Solidification is the process of encapsulating the hazardous wastes and hazardous waste constituents in a solid material, preventing the chemicals from moving. Chemical bonding does not necessarily occur between the encapsulated compounds and the additives causing the solidification; however, the solid can be left in place or removed to another location. For example, cement mixed with contaminated soil results in a solid that can be transported after it dries. 

Subsurface Venting Systems

Soil vapor extraction, also known as “soil venting” or “vacuum extraction,” removes vapors released from contaminated soils or groundwater in the subsurface. These vapors can move through the soil and into a home or building through cracks or openings in the foundation slab or basement. In this process, either a vacuum can be applied to the contaminated soil through extraction wells or the vapors can be vented from the soil through a series of pipes. The vapors are “sucked” through the soil pores toward the wells or piping designed to capture and remove them. After the vapors are captured, it may be treated and released to the atmosphere or simply vented to the atmosphere without treatment if allowed by local and state laws and regulations. 

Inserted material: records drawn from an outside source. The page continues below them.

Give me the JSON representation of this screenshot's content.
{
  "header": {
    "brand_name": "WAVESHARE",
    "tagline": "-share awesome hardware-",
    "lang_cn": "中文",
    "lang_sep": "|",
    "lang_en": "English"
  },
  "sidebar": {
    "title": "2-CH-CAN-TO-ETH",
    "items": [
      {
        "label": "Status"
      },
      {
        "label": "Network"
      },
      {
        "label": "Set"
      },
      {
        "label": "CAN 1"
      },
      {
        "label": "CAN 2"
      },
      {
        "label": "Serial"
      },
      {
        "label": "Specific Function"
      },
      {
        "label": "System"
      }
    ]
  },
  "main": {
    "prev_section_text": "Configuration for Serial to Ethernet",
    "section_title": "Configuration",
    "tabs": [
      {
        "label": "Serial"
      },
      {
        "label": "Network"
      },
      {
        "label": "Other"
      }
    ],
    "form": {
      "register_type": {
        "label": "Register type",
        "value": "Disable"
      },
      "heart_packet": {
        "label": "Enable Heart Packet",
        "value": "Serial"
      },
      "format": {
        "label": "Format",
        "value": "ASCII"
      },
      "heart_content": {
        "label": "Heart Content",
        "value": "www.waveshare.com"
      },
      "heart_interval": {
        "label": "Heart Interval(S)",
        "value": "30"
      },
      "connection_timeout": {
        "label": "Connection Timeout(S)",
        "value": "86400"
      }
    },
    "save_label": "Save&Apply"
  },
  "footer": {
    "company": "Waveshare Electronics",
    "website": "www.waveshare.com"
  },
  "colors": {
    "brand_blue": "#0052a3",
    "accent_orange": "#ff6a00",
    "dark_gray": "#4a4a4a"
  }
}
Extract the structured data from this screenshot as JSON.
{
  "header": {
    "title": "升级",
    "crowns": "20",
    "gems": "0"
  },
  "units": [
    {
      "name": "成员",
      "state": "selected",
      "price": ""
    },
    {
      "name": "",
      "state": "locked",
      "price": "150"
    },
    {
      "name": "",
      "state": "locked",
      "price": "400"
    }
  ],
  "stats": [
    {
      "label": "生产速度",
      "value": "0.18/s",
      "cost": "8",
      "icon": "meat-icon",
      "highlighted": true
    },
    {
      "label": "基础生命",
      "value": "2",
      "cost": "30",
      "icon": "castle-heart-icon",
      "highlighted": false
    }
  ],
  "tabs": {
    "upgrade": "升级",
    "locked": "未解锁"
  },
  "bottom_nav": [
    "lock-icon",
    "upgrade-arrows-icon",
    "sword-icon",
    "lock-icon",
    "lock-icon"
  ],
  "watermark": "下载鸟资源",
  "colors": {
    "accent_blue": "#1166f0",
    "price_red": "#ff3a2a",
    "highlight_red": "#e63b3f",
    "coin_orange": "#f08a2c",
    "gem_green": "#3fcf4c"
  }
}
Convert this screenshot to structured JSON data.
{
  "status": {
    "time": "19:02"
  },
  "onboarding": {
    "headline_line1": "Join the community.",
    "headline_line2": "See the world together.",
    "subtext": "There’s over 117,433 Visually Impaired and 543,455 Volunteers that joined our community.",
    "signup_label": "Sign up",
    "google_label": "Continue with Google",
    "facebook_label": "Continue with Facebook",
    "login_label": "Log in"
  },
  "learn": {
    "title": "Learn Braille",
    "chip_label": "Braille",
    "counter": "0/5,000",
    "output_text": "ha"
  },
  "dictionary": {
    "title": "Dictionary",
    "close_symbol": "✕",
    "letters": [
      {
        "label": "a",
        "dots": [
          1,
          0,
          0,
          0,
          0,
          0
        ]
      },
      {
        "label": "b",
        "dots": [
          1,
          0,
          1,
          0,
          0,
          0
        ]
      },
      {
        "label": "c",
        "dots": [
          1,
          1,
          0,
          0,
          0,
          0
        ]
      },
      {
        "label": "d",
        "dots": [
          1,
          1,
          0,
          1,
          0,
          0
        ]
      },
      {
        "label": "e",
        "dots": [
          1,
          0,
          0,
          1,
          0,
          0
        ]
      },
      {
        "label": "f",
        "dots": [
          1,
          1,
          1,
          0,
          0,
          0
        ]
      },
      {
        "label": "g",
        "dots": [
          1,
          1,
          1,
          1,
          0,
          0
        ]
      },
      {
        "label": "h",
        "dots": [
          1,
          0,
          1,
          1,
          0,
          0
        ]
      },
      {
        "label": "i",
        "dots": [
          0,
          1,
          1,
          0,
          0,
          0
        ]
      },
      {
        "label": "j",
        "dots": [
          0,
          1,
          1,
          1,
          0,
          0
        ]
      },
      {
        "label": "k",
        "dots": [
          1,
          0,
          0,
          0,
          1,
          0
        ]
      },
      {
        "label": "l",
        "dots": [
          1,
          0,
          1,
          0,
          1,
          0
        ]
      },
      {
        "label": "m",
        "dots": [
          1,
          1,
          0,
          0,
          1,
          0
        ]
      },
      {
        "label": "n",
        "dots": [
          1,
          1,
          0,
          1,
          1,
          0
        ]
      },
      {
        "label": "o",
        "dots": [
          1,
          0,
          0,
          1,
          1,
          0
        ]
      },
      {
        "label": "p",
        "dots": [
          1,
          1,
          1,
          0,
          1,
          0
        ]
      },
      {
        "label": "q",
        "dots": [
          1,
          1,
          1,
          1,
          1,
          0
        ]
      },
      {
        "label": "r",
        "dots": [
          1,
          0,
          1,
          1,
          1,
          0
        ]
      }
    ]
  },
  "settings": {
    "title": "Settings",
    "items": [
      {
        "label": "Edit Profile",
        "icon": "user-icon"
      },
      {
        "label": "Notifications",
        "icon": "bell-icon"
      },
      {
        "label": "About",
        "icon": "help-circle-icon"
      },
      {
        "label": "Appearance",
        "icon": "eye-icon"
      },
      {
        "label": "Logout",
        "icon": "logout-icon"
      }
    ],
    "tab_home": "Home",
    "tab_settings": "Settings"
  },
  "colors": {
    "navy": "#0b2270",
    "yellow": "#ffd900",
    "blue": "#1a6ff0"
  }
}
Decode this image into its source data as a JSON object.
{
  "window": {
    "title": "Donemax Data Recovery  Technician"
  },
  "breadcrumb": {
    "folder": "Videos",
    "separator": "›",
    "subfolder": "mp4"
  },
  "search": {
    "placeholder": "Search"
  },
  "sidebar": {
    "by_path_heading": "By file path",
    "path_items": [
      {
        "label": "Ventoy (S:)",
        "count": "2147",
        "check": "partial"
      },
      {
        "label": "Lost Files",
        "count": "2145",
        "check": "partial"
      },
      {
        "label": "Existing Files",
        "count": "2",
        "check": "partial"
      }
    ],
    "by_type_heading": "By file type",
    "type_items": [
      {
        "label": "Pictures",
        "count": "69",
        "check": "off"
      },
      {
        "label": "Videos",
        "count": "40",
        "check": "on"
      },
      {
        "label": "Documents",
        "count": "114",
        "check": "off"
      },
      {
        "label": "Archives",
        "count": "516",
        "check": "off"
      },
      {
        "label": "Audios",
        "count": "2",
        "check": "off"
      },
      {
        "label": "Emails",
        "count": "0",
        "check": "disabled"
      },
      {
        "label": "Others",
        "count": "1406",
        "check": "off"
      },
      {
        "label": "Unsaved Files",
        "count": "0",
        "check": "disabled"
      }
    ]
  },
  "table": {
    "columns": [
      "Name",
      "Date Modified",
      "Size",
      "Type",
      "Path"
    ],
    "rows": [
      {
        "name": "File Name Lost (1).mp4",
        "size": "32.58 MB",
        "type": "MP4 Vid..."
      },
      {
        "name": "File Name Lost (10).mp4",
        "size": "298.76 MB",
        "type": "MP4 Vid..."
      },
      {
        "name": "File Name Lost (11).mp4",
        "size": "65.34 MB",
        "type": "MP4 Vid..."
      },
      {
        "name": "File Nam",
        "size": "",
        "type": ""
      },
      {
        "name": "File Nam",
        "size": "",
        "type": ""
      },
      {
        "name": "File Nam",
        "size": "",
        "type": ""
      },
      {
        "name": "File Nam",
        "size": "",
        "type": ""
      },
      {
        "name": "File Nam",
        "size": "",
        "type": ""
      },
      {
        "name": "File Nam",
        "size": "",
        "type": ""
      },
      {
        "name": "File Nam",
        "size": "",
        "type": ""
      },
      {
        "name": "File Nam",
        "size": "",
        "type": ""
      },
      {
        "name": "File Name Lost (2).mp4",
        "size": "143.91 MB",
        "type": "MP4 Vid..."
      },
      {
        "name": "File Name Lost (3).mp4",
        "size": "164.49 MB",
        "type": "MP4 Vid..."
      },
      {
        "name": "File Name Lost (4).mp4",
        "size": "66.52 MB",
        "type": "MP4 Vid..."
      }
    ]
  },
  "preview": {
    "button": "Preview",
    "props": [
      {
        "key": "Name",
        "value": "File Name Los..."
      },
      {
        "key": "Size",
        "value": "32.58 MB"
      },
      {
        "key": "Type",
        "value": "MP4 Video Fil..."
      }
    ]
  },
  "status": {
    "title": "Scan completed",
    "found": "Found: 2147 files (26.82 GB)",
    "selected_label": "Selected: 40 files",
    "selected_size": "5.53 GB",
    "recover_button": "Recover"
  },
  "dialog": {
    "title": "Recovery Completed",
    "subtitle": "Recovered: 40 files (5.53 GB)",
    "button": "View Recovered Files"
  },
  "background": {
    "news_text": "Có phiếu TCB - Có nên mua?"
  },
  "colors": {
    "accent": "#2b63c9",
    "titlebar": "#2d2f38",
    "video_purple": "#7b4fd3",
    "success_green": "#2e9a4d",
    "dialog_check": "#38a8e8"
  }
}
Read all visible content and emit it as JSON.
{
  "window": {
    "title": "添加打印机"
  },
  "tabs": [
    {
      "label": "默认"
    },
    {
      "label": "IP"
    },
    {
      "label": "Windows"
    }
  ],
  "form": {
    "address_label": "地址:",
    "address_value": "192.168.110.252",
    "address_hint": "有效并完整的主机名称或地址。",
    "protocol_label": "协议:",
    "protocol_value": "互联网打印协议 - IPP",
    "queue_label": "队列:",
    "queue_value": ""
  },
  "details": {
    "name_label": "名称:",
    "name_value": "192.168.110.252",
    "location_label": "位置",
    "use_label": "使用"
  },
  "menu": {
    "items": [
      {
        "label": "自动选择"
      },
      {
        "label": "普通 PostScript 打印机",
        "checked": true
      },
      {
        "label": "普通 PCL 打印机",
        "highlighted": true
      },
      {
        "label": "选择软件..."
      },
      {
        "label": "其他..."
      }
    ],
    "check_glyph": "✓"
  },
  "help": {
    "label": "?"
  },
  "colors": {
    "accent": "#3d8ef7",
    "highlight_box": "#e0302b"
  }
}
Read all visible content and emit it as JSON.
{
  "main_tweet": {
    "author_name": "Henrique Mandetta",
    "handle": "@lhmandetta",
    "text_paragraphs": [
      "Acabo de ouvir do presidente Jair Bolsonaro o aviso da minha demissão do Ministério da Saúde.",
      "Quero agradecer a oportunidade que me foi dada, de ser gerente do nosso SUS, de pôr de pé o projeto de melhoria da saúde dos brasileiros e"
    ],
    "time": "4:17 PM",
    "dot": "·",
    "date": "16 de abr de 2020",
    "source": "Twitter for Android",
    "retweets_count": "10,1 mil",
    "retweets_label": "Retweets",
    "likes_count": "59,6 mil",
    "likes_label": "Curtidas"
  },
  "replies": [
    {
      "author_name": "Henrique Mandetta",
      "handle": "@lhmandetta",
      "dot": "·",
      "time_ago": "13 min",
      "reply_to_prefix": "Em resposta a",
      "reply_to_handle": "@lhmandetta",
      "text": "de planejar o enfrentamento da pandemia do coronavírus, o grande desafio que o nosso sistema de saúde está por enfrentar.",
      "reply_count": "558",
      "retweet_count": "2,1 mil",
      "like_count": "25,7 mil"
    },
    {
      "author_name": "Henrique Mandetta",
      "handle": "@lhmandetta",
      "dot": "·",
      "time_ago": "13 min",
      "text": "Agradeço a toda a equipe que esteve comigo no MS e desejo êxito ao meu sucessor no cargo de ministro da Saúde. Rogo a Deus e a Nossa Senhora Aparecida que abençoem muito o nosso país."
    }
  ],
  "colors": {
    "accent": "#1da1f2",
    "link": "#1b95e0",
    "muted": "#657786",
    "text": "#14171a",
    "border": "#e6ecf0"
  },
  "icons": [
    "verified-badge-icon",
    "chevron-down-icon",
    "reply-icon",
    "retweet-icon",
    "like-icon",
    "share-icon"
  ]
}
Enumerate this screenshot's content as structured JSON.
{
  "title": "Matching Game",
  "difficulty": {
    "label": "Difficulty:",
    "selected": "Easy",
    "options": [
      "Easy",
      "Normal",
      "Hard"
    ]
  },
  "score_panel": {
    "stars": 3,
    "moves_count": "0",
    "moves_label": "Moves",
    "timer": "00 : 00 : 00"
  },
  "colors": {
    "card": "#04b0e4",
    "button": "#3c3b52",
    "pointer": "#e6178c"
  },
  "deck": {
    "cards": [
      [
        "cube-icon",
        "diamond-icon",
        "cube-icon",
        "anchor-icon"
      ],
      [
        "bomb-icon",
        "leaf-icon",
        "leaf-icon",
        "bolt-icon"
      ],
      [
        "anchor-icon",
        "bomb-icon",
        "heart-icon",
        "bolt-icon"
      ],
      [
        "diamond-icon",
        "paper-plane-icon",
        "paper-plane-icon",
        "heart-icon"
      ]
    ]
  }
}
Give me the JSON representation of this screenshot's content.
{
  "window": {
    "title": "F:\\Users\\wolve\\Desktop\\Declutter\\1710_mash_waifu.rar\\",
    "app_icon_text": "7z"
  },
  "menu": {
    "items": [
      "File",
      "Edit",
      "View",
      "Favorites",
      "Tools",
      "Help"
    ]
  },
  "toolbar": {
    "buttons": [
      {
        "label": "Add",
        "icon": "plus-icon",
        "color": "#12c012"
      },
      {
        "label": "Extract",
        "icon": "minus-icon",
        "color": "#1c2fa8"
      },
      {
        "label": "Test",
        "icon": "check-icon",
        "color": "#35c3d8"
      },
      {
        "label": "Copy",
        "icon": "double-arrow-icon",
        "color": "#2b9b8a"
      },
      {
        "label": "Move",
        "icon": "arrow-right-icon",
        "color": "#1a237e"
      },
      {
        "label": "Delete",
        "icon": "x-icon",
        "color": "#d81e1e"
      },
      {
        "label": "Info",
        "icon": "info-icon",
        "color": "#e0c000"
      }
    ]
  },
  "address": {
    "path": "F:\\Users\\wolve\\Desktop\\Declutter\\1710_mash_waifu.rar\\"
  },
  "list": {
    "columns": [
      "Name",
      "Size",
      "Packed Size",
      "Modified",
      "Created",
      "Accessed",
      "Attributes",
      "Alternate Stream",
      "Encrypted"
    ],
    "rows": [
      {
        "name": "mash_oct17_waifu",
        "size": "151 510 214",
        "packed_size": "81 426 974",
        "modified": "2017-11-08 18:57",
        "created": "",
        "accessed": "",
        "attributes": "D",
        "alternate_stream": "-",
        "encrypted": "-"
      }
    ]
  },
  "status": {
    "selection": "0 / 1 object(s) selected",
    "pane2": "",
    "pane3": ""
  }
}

Engineered Controls for Contaminated Groundwater 

Groundwater Migration Barriers  

Groundwater migration barriers are subsurface vertical engineered barriers built around the contaminated groundwater to prevent receptors from being exposed to the hazardous wastes and hazardous waste constituents. Barriers are designed to prevent the contaminated groundwater from moving off the contaminated property, allowing the facility to contain or treat it in place. An example of a groundwater migration barrier is a permeable reactive barrier. These barriers are a little different in that instead of preventing the groundwater from moving, they are designed to allow the contaminated groundwater to flow through the barrier, treating the contaminants with reactive materials as they pass through with the water and exit on the other side.

Groundwater Extraction Systems

A groundwater extraction system controls contaminant movement in the groundwater by removing the groundwater and contaminants from the soil through wells, trenches or drains. As the groundwater is removed from the well, trench or drain, more groundwater and contaminants flow toward the well, trench or drain. After the groundwater is removed, it will often require treatment before being disposed. Groundwater extraction and treatment not only keeps contaminated groundwater from moving to and affecting neighboring properties, but also reduces the contaminant levels in the groundwater.

In-situ Groundwater Treatment Systems

In-situ, or in place, groundwater treatment involves treating the contaminants without removing the groundwater from the soil. Organic contamination and occasionally metals and other inorganic contaminants can be destroyed or reduced through this type of treatment. There are several types of in-situ groundwater treatment processes, such as electrochemical methods or injecting chemicals into the contaminated groundwater at one location and removing it at another location. There are also biological methods, such as injecting bacteria into the contaminated groundwater or phytoremediation, which uses certain plants to remove contaminants from shallow contaminated groundwater. This type of treatment is typically very specific to the type of contaminants and their location.